(enero 1660]
Mi muy Honorable Padre:
Siento dolor, a veces con gran fuerza, por el estado en que su caridad le ha puesto, y pena por verme privada del honor de hablar con usted, temiendo que mi cobardía y amor propio y las demás amenazas para mi salvación saquen ventaja, ya que yo sigo siendo la misma. Reflexionando en el estado actual de la Compañía, me inquieta también el no poder hablarle, y si le escribo, mi muy Honorable Padre, darle el trabajo de leer; sin embargo me parece necesario, mi muy Honorable Padre, expresarle mi pensamiento que es el temor de que decaiga en varias maneras: primero, me he dado cuenta de que en varias parroquias las señoras empiezan a desconfiar de ellas1, aunque me parece poder asegurar que no sé de ninguna que haya dado verdadero motivo para ello, como no sean las que, en su celo por aliviar a los pobres, reciben limosnas de las señoras para repartírselas y lo hacen sin sujetarse a comunicarlo a las Oficiales que se dan por ofendidas.
Parece que nuestras Hermanas no son ya ni tan apreciadas ni tan queridas, que se las trata con más dureza y en algunos lugares se las vigila por desconfianza, habiéndose llegado en algunos a prohibir en plena junta que se les dé nada y así se le ha dicho hasta al carnicero que suministra la carne para los pobres. No es que recibieran cosa de monta, pero por poco que fuera, algo les ayudaba.
Esto me ha hecho pensar, mi muy Honorable Padre, en la necesidad de que las reglas obliguen siempre a la vida pobre, sencilla y humilde, por miedo a que, si se adoptara una forma de vida que requiriera más gasto y con prácticas que atrajeran a la ostentación y, en parte, a la clausura, esto obligara a buscar medios para subsistir en esta forma, como seria, por ejemplo, constituir un cuerpo o grupo interior y sin acción, que se alojaría por separado de las que entraran y salieran, mal vestidas; porque hay ya algunas que dicen que este tocado2, este nombre de Hermana, no nos dan autoridad, sino que atraen desprecio.
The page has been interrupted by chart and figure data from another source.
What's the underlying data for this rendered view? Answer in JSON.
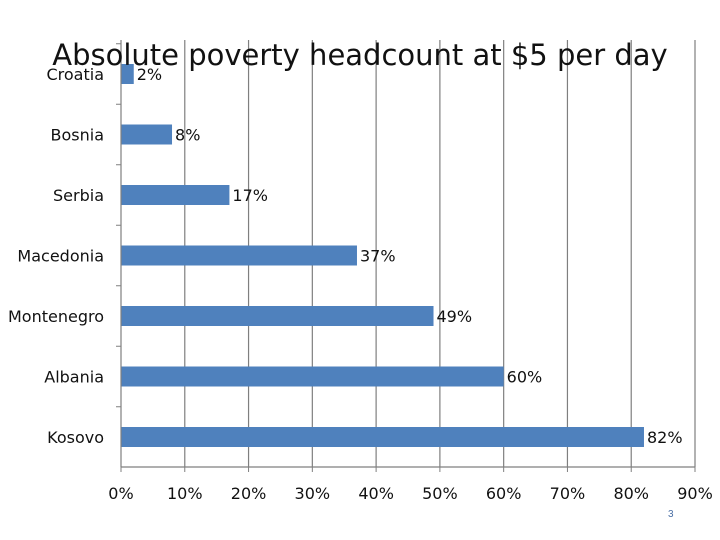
{
  "page_number": "3",
  "chart_data": {
    "type": "bar",
    "orientation": "horizontal",
    "title": "Absolute poverty headcount at $5 per day",
    "xlabel": "",
    "ylabel": "",
    "categories": [
      "Croatia",
      "Bosnia",
      "Serbia",
      "Macedonia",
      "Montenegro",
      "Albania",
      "Kosovo"
    ],
    "values": [
      2,
      8,
      17,
      37,
      49,
      60,
      82
    ],
    "data_labels": [
      "2%",
      "8%",
      "17%",
      "37%",
      "49%",
      "60%",
      "82%"
    ],
    "xlim": [
      0,
      90
    ],
    "xticks": [
      0,
      10,
      20,
      30,
      40,
      50,
      60,
      70,
      80,
      90
    ],
    "xtick_labels": [
      "0%",
      "10%",
      "20%",
      "30%",
      "40%",
      "50%",
      "60%",
      "70%",
      "80%",
      "90%"
    ],
    "grid": true,
    "legend": "none",
    "colors": {
      "bar": "#4f81bd",
      "grid": "#7f7f7f",
      "axis": "#7f7f7f",
      "text": "#111111",
      "page_number": "#4a6fa5"
    }
  }
}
Y sé muy bien que no sólo las Hermanas, sino otras personas que deberían considerarse obligadas a honrar los designios de Dios en cuanto al servicio espiritual y corporal de los pobres enfermos, están muy inclinadas a este modo de pensar tan peligroso para la continuación de la obra de Dios, la que con tanta firmeza, mi muy Honorable Padre, ha sostenido su caridad contra todas las oposiciones.
Siento mucho darle este disgusto; si su caridad ve que Dios quiere otra cosa que lo que se ha hecho hasta ahora, en el nombre de Nuestro Señor, sea ella quien lo ordene y lo declare: yo siempre seré la misma, sin réplica, después de haber tomado la libertad, como lo hago, de exponer las razones que se presenten a mi espíritu, no atreviéndome a decir que sean los pensamientos que Dios me inspira, a causa de mis infidelidades. Si no me he explicado bien, y quiere su caridad que me escuche el señor Alméras o algún otro que le parezca más conveniente, es posible que él me lo haga entender mejor.
Permítame, mi muy Honorable Padre, que le pregunte por sus dolencias, que me parece podrían aliviarse si se dejase cuidar como su caridad ordenaría que cuidasen a otro. Pienso que ya le he hablado en otras ocasiones del contenido de esta carta, a reserva de alguna que otra circunstancia; le pido humildemente perdón si le repito lo ya dicho; lo espero de su bondad, puesto que soy, mi muy Honorable Padre, su muy humilde, obediente y agradecida hija y servidora.